Dimanche dernier, l’agence italienne ANSA faisait état de « révélations » faites par Giuseppe Casarrubea et Mario Cereghino qui disaient avoir retrouvé dans les archives britanniques un document qui, selon eux, était daté du 19 octobre 1943, autrement dit trois jours après la rafle des juifs de Rome par les nazis.
Dans ce document, le chargé d’affaire américain Harold Tittman rend compte au gouvernement américain de son entretien avec le pape Eugenio Pacelli, qui « au lieu de s’indigner pour la déportation de plus de 1000 juifs romains s’était plutôt inquiété de la présence ‘de bandes communistes stationnées aux alentours de Rome’ », selon l’interprétation du document présenté par l’ANSA.

Or les chercheurs, comme l’explique dans un message envoyé à ZENIT le professeur Ronald Rychlak, de l’University of Mississippi, auteur de plusieurs recherches sur Pie XII, ont commis une grave erreur dans la lecture de la date.
« Le message transcrit à Washington par Harold Tittmann est daté du 19 octobre, mais il y a une erreur. Les comptes-rendus du Vatican montrent que sa rencontre avec le pape a eu lieu le 14 octobre », affirme-t-il.
‘L’Osservatore Romano’ du 15 octobre 1943 rapporte en effet en première page qu’Harold Tittmann a été reçu par le pape en audience privée le 14 octobre », alors que la rafle contre la communauté juive a eu lieu le 16 octobre.
« Apparemment, le chiffre ’14’ a été lu par erreur comme un ’19’ », relève Ronald Rychlak. « Le pape ne parlait pas de la rafle des juifs car elle n’avait pas encore eu lieu ! ».
« Sa préoccupation était qu’un groupe de communistes ne commette un acte de violence, un fait qui aurait eu de sérieuses conséquences. Bien entendu, au printemps suivant, les faits lui donnèrent raison », conclut le professeur.
Dans les révélations des deux chercheurs figure une autre grave erreur, puisqu’ils ont présenté leur texte à l’ANSA en disant qu’il était inédit. Le document en réalité a déjà été publié en 1964 et les historiens le connaissent bien. On le trouve dans la série « Foreign Relations of United States » (FRUS), à l’intérieur du deuxième volume relatif à l’année 1943, pag. 950.

Sur son blog, Andrea Tornielli, vaticaniste du quotidien italien « Il Giornale », rappelle que Casarrubea et Cereghino ne sont pas nouveaux dans ce type de « révélations ».
« En octobre 2008, écrit Andrea Tornielli, ils passèrent pour inédit un document pour l’utiliser contre Pie XII (toujours répercuté par l’ANSA) et furent obligés de s’excuser, comme on peut le lire sur le site vaticanfiles.splinder.com ».

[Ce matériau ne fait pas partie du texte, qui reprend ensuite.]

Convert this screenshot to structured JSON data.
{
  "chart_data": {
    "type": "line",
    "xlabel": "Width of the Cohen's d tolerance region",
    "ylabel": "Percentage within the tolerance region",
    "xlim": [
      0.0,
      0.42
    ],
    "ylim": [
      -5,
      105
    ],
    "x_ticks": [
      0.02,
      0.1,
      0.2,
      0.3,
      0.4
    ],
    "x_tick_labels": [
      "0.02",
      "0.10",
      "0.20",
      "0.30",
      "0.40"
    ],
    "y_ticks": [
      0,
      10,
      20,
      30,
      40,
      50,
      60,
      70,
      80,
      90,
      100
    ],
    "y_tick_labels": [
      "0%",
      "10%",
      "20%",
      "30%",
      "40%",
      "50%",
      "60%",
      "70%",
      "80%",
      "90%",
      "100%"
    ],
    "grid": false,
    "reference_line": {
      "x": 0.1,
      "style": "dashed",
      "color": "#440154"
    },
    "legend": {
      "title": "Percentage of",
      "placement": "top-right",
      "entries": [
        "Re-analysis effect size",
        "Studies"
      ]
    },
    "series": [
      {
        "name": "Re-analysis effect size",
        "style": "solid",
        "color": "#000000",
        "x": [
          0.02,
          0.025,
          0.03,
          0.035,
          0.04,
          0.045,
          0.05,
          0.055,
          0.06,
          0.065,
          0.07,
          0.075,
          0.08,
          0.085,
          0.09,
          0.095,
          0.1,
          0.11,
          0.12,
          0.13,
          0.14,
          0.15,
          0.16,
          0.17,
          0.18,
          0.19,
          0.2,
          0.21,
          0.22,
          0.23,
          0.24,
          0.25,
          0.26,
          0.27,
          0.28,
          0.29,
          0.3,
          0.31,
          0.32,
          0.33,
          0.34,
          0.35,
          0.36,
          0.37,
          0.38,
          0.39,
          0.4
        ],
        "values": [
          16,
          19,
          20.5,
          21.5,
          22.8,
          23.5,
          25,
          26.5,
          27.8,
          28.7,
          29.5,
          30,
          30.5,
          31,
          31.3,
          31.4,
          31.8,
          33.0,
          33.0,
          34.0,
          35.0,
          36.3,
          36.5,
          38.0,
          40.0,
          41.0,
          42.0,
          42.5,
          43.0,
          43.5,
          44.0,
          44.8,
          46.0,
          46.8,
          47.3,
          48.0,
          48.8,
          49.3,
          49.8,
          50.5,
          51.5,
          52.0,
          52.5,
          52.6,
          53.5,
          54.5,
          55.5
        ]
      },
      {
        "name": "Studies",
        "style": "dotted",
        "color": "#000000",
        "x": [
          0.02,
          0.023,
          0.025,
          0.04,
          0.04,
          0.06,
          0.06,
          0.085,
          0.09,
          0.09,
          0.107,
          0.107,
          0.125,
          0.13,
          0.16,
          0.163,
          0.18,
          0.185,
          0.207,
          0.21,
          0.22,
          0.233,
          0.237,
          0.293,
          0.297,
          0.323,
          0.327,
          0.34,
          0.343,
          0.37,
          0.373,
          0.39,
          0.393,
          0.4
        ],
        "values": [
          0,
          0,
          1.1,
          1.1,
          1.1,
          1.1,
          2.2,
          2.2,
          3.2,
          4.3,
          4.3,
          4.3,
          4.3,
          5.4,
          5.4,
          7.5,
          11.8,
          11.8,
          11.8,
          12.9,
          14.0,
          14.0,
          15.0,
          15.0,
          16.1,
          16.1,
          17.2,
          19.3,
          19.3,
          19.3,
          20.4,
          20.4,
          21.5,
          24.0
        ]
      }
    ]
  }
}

Cette question a également été soulevée par le professeur d’histoire italien Matteo Luigi Napolitano, spécialisé dans les relations entre l’Etat et l’Eglise et l’histoire des traités et des politiques internationales à l’université d’Urbino, qui déclare, sur la page I segni dei tempi, que le document cité par Casarrubea et Cereghino est également connu dans sa version italienne, ayant été publié par Ennio Di Nolfo dans son livre « Vaticano e Stati Uniti: dalle carte di Myron Taylor » (Milan 1978, republié en 2003).
Le document que les deux chercheurs qualifient d’ « inédit », rappelle-t-il, a été présenté et discuté dans les biographies et dans bon nombre d’essais sur Pie XII, « des livres que de toute évidence Casarrubea et Cereghino ne se sont pas donnés la peine de lire, continuant à faire passer pour « neuves » et « inédites » des choses que les historiens, les historiens sérieux, connaissent et dont ils discutent depuis des années ».